着ているものは古く汚れた麻の布地で、髪も乱れていた。
一目で身分卑しい夜盗だと思ったが、男が近づいてくると、それは間違いだとわかった。
男は帯刀していなかったのである。
ずるり、ずるり…と両足を引きずるように歩いてくる。
その顔には血の気がなく、白い頬にはヒビのようなものが入っており、耳まで裂けた口からは、二つに分かれた舌が青い炎とともにめろめろと出されていた。
――――――――――人ではない。これは鬼だ。
貴族は慌てて舎人二人を牛車の中に入れ、常に持ち歩いている尊勝陀羅尼を記した紙片を取り出して、つかんでいるように指示した。

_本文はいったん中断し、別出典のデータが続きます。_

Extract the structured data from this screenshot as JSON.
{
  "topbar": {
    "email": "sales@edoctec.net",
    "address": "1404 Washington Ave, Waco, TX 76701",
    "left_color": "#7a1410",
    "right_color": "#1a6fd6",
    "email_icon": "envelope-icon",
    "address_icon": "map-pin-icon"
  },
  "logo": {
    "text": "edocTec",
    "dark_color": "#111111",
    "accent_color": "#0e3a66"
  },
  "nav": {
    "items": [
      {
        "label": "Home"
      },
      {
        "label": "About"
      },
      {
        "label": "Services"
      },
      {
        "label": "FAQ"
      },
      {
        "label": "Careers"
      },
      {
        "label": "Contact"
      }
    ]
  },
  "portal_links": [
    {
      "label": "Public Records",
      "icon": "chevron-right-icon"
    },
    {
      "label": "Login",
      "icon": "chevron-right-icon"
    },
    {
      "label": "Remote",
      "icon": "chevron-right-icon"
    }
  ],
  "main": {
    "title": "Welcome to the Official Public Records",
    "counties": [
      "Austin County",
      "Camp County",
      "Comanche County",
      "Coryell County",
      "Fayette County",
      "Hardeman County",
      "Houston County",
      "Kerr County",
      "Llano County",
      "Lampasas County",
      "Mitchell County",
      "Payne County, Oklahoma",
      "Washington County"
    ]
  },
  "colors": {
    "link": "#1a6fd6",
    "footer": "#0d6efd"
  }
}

近づいてくる鬼は、あれほど重そうに両足を引きずっていたのに、足音は聞こえない。
だが、次第に息苦しくなる瘴気のせいで、こちらへ寄ってきているのは確実に分かる。
いくら尊勝陀羅尼の霊験と言えど、声を出した瞬間に自分達の存在が知られてしまう。
むせ返りそうな澱んだ空気の中、三人は必死に息を殺してわっとなきだしそうなのをこらえていた。
「もうし、そこのお人」
人のものとは思えぬ声がしたかと思うと車の御簾がふわりと舞い上がった。
四角の窓から見えるもの……それは蛇に変化する途中の人のような顔であった。
男は悲鳴を飲み込み、目をつむった。
「もうし、いるのは分かっておる。早く返事をせぬか」
生臭い息を吐いて鬼は言った。
二つに割れた舌のせいで人語を喋るのは困難らしい。
言葉は時々つぶれた音に変わってしまっていた。
「頼みがあるのよ……聞いてはくれぬか」
鬼の意外な言葉に、思わず閉じていた目をあけて鬼をよく見てみた。